Contributed By: Nessa’s Nook
This recipe makes 4 servings
Directions:
- Add 2 cups of water and 1 cup of rice to the Instant Pot. Set to high pressure and cook for 3 minutes.
- Allow a natural release until the pressure drops completely.
- In a Dutch oven over medium heat, cook the chopped onion for a few minutes until softened.
- Deglaze the Pan: Pour in water, soy sauce, garlic powder, and onion powder, stirring to loosen any browned bits from the bottom of the pan.
- Add mushrooms, water chestnuts, and broccoli to the pot. Stir and cook for a few minutes until the vegetables begin to soften.

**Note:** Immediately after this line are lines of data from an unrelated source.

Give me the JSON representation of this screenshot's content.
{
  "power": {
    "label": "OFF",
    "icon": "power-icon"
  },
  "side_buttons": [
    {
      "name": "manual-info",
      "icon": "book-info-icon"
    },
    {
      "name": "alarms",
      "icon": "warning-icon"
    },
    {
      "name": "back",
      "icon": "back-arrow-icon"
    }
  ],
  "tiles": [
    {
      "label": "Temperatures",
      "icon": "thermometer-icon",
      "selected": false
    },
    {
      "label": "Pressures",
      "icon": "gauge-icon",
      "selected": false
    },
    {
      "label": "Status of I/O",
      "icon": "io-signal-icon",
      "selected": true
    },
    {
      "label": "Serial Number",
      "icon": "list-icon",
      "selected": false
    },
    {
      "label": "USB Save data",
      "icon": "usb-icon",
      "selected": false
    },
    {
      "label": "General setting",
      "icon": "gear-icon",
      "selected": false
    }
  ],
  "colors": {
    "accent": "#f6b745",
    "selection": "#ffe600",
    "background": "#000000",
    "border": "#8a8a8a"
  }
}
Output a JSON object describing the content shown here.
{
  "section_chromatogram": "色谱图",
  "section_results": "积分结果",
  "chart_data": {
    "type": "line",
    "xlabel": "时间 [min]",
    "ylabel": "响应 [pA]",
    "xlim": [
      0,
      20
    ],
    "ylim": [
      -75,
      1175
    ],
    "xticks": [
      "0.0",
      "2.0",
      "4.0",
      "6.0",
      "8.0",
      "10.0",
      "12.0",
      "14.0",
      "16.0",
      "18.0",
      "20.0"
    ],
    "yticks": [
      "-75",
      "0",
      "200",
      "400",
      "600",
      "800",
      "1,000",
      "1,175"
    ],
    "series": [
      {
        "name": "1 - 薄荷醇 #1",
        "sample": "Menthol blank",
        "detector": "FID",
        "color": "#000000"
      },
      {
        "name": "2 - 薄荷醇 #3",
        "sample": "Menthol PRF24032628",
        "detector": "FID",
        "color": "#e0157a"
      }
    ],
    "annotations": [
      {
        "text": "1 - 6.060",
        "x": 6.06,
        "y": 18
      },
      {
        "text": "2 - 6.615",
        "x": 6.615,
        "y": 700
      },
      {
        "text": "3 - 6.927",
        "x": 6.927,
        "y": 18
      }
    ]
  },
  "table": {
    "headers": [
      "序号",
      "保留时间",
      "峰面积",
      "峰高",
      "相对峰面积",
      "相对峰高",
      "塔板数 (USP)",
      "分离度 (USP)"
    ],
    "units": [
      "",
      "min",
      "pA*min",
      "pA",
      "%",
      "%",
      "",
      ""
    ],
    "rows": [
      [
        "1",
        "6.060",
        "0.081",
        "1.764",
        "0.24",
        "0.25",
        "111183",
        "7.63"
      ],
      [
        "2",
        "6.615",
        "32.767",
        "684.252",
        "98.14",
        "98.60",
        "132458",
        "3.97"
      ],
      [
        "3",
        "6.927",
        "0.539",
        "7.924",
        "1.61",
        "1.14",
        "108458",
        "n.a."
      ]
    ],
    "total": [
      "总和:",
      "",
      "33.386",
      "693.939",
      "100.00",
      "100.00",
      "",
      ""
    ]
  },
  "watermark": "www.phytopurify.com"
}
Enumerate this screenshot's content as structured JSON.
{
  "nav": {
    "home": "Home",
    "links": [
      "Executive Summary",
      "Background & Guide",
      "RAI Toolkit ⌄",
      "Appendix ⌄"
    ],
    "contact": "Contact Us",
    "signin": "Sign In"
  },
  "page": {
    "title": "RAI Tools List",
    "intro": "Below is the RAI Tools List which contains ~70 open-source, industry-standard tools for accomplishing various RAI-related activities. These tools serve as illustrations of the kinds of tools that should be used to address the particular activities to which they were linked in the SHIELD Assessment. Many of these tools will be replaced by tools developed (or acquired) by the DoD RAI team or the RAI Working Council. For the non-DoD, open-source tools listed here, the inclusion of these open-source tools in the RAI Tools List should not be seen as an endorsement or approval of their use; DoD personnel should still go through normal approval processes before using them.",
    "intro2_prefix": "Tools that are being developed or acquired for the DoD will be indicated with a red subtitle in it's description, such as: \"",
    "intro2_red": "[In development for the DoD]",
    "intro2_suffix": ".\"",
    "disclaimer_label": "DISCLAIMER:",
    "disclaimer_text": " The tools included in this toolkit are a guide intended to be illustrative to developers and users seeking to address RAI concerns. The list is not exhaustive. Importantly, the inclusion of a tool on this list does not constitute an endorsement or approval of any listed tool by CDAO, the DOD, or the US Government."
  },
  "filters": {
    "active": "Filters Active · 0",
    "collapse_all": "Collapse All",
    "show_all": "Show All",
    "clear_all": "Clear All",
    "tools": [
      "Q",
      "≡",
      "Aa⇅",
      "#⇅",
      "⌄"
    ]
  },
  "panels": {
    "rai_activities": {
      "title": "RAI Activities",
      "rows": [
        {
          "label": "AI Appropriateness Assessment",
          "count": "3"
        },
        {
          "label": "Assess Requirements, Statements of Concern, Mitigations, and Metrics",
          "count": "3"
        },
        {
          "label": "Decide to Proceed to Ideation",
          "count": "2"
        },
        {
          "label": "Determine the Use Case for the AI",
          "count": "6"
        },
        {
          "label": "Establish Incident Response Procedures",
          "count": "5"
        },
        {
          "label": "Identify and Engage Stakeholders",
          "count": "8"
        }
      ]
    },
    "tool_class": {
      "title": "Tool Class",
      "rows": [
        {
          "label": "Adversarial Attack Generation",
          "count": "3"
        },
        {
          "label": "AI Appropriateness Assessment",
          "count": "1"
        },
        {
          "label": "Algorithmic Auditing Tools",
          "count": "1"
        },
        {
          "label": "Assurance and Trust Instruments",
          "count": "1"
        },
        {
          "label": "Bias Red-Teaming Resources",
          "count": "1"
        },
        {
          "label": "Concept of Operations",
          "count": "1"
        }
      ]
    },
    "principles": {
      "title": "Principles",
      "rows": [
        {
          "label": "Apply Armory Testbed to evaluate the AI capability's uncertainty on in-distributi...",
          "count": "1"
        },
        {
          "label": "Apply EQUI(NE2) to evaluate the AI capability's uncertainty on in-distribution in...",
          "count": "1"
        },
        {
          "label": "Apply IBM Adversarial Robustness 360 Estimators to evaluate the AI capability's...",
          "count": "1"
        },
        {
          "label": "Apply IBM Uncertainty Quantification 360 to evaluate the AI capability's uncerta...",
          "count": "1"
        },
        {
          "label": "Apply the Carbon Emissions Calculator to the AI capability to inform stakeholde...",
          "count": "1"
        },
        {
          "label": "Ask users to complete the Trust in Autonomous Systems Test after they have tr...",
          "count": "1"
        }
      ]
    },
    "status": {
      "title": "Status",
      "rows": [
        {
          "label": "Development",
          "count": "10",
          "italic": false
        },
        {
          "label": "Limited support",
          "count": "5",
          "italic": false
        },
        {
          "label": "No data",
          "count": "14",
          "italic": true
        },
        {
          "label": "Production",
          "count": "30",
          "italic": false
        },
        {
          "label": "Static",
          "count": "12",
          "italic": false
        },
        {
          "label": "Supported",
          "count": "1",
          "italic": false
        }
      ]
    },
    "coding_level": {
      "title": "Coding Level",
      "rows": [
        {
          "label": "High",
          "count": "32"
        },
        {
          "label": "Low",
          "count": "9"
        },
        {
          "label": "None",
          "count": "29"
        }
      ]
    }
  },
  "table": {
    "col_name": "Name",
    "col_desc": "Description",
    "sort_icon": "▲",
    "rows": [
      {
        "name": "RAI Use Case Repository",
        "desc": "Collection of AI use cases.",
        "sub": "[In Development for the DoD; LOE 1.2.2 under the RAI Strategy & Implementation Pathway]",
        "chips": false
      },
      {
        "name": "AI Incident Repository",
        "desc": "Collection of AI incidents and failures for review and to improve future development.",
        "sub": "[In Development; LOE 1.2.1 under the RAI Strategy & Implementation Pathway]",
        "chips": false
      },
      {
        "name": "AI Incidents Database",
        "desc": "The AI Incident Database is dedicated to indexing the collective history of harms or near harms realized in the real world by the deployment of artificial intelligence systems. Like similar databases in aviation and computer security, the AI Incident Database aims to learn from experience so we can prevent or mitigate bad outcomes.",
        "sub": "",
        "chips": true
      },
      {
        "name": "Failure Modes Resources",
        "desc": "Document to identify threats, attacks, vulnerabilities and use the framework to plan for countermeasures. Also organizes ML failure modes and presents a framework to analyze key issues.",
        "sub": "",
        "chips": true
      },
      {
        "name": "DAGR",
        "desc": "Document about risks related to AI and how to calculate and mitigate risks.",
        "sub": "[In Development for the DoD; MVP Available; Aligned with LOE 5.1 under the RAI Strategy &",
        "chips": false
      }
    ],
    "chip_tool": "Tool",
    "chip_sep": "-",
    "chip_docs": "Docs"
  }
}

- Stir in Kroger’s Stir Fry Starter and reduce heat to low. Continue cooking, stirring occasionally, until the rice is fully cooked and naturally released from the Instant Pot.
- Add parchment paper to your tray. Pour stir fry onto the tray.
- Place dividers (if you choose). We like to use 4 portions.
- Pre-freeze when possible.
- Freeze dry.
- Store in jars for short-term use or in mylar bags for long-term storage.
Rehydration:
In a bowl, add boiling water to the stir fry & rice at a 1:1 ratio. Stir, cover and let sit for 5 minutes. It may take a little more water to reach the consistency you desire.
Notes:
This is a healthy vegetarian option for stir fry.
Nutritional Value Per 1 serving
Calories: 322 Protein: 11 g Fat: 1 g Carbohydrates: 69 g Sugar: 6 g Fiber: 10 g
Cycle times & rehydration for reference only. Your results may vary.